Understanding Profit and Revenue Simulation

Insight into revenue and profit drivers improves executive decision making for product pricing and reduces the risk of incorrect pricing. When sales executives can analyze "what if" scenarios, they gain visibility into factors that drive revenue and profit and make informed decisions on future pricing and sales. The variability of cost, price, and forecasts impact both profit and revenue. To analyze the impact of changes to these factors, executives must run multiple scenarios or simulations.

The JD Edwards EnterpriseOne In-Memory Sales Advisor solution provides real-time "what if" profit simulations. You can simulate changing cost and price conditions along with forecasted demand and sales history to view immediately the impact on revenue and profit. Analysis of "what if" scenarios using large volumes of data enables you to make quick and informed decisions. The Profitability Simulator program (P42X20) enables you to run and analyze simulations for a variety of changing conditions quickly without creating batch applications or custom reports. This eliminates the need to inquire on cost, price, and forecasts, export the data to a spreadsheet, and then create scenarios within the spreadsheet to determine how changes to these factors impact revenue and profit.

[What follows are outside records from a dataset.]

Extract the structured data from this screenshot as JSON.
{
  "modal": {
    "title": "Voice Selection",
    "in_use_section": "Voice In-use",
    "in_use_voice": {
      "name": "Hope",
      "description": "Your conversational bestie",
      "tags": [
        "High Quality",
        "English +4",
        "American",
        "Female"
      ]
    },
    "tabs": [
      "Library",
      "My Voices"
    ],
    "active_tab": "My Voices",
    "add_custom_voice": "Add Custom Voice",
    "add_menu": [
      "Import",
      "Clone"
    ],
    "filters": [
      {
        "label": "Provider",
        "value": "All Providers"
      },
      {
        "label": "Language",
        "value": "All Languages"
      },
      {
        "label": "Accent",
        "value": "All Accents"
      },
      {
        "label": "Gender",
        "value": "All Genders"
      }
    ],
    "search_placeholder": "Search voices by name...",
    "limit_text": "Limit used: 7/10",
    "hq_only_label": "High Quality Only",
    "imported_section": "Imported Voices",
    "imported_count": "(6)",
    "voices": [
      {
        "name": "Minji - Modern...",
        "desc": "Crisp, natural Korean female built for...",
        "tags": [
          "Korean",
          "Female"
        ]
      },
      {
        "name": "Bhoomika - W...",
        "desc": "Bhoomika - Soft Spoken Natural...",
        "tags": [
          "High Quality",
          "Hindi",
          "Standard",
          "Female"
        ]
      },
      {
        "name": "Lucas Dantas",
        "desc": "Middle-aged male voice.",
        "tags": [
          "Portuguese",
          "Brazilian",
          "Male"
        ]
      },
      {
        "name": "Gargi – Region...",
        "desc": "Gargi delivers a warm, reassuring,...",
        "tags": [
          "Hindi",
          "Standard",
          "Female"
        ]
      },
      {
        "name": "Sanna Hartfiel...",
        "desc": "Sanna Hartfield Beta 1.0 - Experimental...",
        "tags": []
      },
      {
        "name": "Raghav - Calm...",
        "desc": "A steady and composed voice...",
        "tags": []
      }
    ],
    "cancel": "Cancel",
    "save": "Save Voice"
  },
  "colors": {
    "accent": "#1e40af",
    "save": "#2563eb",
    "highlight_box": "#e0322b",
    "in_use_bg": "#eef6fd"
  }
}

Profit and revenue simulation also enhances price management by providing you with the ability to simulate profit and revenue scenarios based on price and cost changes. You use the Profitability Simulator feature to:

  • Analyze sales history and forecast demand to facilitate product pricing.

  • Execute future price changes based on analysis.

  • Enhance price negotiations.

  • Improve customer relationships.

  • Improve price management.

You can enter item and customer information along with price and cost information to simulate price, cost, profit margin, revenue, and profit.